Tuesday 12 February 2013

Calculating confidence intervals using R

Let's have a blitz on calculating confidence intervals using R!

An approximate large-sample confidence interval for the population mean
If we have a large random sample of size n from a population, we can calculate an approximate confidence interval for the population mean using the following R function:
> largeSampleConfidenceInterval <- function(sampleMean, sampleSd, n, confidenceLevel)
   {
         alpha <- 1 - (confidenceLevel/100)
         error <- qnorm(1-(alpha/2))*(sampleSd)/sqrt(n) 
         upperLimit <- sampleMean + error
         lowerLimit <- sampleMean - error
         print(paste(confidenceLevel,"% confidence interval: (",lowerLimit,",",upperLimit,")"))
   }
For example, say we want a 95% confidence interval for the mean, when our sample mean is 2.45, our sample standard deviation is 2.03, and our sample size is 621:
> largeSampleConfidenceInterval(2.45, 2.03, 621, 95)
[1] "95 % confidence interval: ( 2.29033918977288 , 2.60966081022712 )"
This tells that an approximate 95% confidence interval for the mean is (2.29, 2.61).
Note that this approach of calculating an approximate confidence intervals is only valid when the sample size is large.
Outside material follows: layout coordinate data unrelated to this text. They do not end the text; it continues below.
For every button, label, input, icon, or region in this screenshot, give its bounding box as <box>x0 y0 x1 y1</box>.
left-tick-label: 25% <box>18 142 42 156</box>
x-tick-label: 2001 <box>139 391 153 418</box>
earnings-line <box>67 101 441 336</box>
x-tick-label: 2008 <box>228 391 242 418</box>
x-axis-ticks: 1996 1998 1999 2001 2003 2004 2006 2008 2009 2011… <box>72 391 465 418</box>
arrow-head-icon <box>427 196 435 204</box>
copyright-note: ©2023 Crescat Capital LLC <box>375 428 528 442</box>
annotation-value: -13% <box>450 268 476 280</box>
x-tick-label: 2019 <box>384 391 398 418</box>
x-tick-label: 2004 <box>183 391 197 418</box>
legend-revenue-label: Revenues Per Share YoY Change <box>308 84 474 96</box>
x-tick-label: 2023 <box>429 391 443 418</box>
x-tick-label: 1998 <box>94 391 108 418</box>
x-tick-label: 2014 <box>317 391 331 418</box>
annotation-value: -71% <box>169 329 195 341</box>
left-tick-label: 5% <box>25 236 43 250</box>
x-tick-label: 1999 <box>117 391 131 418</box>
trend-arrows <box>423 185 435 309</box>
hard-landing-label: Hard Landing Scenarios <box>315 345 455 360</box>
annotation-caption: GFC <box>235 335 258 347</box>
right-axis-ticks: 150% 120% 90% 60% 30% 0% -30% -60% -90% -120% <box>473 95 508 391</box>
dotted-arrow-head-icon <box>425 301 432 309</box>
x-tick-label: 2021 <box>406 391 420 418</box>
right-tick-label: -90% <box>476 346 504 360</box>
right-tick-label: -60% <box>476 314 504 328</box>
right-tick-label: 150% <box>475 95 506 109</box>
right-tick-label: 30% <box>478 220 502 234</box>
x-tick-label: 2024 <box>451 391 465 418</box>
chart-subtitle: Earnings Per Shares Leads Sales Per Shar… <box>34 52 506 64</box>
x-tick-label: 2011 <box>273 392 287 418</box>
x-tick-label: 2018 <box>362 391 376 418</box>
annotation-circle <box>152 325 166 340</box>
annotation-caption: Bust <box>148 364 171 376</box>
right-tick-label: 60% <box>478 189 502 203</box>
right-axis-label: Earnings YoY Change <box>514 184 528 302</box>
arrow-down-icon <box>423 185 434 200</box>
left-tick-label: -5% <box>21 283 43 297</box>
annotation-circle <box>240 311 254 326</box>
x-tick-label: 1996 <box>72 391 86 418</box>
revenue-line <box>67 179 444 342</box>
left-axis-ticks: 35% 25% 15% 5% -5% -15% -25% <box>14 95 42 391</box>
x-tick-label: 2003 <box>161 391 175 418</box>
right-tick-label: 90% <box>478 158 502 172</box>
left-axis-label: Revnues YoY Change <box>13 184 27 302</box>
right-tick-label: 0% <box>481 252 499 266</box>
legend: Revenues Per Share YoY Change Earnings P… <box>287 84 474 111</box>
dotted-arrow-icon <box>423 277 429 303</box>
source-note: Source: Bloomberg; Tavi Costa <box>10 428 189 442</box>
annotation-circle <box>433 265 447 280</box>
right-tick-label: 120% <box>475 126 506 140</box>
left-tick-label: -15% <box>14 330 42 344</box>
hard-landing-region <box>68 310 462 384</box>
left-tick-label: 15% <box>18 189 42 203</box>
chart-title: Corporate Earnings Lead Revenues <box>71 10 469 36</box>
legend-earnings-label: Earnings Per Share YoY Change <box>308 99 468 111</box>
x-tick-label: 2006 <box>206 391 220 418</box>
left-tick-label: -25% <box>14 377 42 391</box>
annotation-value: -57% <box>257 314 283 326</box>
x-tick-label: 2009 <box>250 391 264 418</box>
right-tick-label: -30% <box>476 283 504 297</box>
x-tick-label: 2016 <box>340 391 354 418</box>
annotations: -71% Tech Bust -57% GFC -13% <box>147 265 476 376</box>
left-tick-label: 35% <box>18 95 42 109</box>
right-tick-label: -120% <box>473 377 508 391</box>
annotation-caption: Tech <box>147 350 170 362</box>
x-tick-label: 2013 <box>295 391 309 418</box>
An approximate large-sample confidence interval for a proportion
If we have observed x successes in n independent data points (Bernoulli trials), for example, if we observe 20% of 110 schoolchildren to be red-haired, we can calculate an approximate confidence interval for the true proportion of successes using this R function:
> largeSampleConfidenceIntervalForProportion <- function(observedP, trials, confidenceLevel)
   {
         alpha <- 1 - (confidenceLevel/100) 
         error <- qnorm(1-(alpha/2))*sqrt(observedP*(1-observedP)/trials)    
         upperLimit <- observedP + error
         lowerLimit <- observedP - error
         print(paste(confidenceLevel,"% confidence interval: (",lowerLimit,",",upperLimit,")"))
   }
For example, if we observe 20% of 110 schoolchildren to be red-haired children, we can calculate a 90% confidence interval for the true proportion of children who are red-haired by typing:
> largeSampleConfidenceIntervalForProportion(0.20, 110, 90)
[1] "90 % confidence interval: ( 0.137267744076674 , 0.262732255923326 )"
This gives an approximate 90% confidence interval of (0.14, 0.26).
Again, this approach is only valid for large samples.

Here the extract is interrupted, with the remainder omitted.